If you have incurred a long-term capital loss on selling shares or equity mutual fund units after 31.3.2018 then you can set them off against any LTCG. As profits/gains on long term shares or equity funds are now taxable in excess of Rs.1 lakh.
Also, you can carry forward these losses for setting off in later years up to 8 assessment years. Prior to 31.03.2018, there was no tax on long term gains on shares & equity funds, therefore long term gains on shares & equity funds were considered as a dead loss. Therefore, the same was not allowed to set off or carried forward.
Shares and Equity Funds are long term capital assets when held for more than 12 months.
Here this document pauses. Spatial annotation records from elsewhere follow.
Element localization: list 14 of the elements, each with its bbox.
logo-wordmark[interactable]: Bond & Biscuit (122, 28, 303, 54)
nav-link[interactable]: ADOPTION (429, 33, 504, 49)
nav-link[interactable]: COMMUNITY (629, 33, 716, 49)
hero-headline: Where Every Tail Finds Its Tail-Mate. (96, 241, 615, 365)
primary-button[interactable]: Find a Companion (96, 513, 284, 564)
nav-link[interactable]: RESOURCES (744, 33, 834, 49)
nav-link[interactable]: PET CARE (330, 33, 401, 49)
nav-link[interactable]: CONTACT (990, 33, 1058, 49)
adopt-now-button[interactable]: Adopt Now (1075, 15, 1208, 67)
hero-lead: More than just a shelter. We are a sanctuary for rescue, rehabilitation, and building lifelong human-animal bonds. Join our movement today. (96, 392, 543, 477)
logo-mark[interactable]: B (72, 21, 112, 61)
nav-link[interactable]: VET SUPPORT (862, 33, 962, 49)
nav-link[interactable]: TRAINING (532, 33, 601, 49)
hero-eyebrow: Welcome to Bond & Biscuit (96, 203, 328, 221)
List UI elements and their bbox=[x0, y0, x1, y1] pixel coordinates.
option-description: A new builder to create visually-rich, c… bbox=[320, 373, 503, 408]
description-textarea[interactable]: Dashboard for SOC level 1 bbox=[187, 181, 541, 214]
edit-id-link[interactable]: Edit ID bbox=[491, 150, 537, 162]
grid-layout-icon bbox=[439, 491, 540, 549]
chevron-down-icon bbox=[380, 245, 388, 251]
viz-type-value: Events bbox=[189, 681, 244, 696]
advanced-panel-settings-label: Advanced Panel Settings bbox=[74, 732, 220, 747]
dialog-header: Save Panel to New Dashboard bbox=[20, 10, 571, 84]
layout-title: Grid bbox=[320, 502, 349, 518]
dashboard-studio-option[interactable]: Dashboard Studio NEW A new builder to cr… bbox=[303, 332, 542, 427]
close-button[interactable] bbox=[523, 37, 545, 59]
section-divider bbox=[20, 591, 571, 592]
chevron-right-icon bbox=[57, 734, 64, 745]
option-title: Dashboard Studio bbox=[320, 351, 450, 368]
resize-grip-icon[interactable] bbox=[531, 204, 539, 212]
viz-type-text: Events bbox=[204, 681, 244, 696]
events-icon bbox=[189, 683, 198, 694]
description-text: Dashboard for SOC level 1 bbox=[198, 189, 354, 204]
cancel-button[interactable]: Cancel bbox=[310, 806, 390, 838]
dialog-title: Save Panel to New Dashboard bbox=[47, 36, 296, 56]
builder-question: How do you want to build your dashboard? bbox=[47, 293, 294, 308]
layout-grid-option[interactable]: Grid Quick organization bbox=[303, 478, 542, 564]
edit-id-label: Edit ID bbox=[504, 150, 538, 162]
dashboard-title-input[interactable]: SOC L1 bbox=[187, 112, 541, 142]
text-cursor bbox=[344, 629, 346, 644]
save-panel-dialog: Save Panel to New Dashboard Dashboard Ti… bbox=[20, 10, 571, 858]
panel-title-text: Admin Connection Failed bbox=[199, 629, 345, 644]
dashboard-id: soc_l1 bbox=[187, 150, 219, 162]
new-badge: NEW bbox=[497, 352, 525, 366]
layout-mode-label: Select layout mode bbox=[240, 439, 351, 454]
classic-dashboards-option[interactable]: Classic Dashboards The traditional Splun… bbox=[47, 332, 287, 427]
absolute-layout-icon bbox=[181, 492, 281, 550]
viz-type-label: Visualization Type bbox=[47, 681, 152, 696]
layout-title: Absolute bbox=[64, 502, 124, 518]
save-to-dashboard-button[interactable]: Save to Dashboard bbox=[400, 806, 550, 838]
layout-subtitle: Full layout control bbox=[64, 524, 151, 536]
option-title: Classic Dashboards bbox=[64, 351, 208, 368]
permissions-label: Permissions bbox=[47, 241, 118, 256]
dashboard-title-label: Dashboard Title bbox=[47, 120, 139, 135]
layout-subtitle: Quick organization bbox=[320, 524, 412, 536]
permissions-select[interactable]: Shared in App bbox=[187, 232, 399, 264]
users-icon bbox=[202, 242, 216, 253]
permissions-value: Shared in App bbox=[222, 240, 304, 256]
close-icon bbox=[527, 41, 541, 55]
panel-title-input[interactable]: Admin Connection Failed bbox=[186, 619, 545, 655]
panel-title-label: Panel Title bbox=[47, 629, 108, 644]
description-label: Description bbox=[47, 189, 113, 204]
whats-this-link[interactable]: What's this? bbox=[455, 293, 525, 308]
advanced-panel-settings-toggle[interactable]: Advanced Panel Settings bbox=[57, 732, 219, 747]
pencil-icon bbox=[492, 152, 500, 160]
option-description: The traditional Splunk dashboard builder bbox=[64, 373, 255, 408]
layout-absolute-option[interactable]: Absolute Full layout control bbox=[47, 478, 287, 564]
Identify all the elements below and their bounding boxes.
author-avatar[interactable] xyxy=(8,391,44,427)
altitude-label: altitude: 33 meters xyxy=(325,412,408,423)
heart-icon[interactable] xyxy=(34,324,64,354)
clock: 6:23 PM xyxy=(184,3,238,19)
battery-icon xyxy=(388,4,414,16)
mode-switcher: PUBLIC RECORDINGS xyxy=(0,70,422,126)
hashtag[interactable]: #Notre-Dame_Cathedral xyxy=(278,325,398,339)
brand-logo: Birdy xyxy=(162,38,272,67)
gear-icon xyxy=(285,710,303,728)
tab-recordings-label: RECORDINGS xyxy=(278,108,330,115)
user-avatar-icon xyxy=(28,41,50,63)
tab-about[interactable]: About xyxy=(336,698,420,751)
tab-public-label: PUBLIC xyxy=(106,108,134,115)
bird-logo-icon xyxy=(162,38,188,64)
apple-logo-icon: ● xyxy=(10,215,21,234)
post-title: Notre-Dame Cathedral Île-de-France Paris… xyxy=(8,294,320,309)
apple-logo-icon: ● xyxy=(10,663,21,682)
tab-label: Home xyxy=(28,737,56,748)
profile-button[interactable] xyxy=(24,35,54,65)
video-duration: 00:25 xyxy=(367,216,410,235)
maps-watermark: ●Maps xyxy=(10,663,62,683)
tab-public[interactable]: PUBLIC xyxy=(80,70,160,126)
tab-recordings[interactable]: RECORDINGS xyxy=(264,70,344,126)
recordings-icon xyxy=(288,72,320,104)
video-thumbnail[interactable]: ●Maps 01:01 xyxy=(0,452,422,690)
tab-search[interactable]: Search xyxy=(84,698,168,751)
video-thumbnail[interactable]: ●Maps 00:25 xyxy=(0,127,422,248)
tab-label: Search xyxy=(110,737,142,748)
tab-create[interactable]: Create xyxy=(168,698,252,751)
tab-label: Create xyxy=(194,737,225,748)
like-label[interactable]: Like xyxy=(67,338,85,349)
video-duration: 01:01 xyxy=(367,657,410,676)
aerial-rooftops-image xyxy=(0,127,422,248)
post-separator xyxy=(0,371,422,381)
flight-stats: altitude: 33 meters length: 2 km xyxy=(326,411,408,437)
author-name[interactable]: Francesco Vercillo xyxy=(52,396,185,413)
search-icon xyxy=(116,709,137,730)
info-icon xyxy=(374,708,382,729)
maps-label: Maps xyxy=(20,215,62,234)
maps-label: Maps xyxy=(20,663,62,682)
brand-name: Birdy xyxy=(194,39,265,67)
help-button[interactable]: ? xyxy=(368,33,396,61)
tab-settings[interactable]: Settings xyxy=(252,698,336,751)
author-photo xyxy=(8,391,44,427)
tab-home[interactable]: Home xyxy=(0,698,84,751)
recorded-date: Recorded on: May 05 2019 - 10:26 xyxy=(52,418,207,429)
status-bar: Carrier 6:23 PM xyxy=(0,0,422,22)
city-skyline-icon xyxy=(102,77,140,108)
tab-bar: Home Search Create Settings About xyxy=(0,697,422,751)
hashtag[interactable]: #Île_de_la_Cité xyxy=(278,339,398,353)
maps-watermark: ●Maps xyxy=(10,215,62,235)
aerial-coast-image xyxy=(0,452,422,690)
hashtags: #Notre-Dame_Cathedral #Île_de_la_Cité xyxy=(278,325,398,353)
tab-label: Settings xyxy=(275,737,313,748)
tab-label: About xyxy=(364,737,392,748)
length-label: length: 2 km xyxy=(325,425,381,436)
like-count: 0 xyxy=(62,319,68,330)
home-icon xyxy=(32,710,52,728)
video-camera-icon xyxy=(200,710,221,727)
To keep a track of your losses, the income tax department has laid out that losses for a year cannot be carried forward unless that year’s return has been filed before the due date.
Even if it’s a loss return, you do not have any income to show – do file your return before the due date so that you can carry forward and set off the losses in the subsequent years.
Capital losses occur when sale receipts are less than the acquisition cost. They can be set off only against capital gains. Long-term losses offset against long-term gains only. Short-term losses can be set off against both types. Losses can be carried forward for 8 years. Long-term losses on shares can offset long-term gains.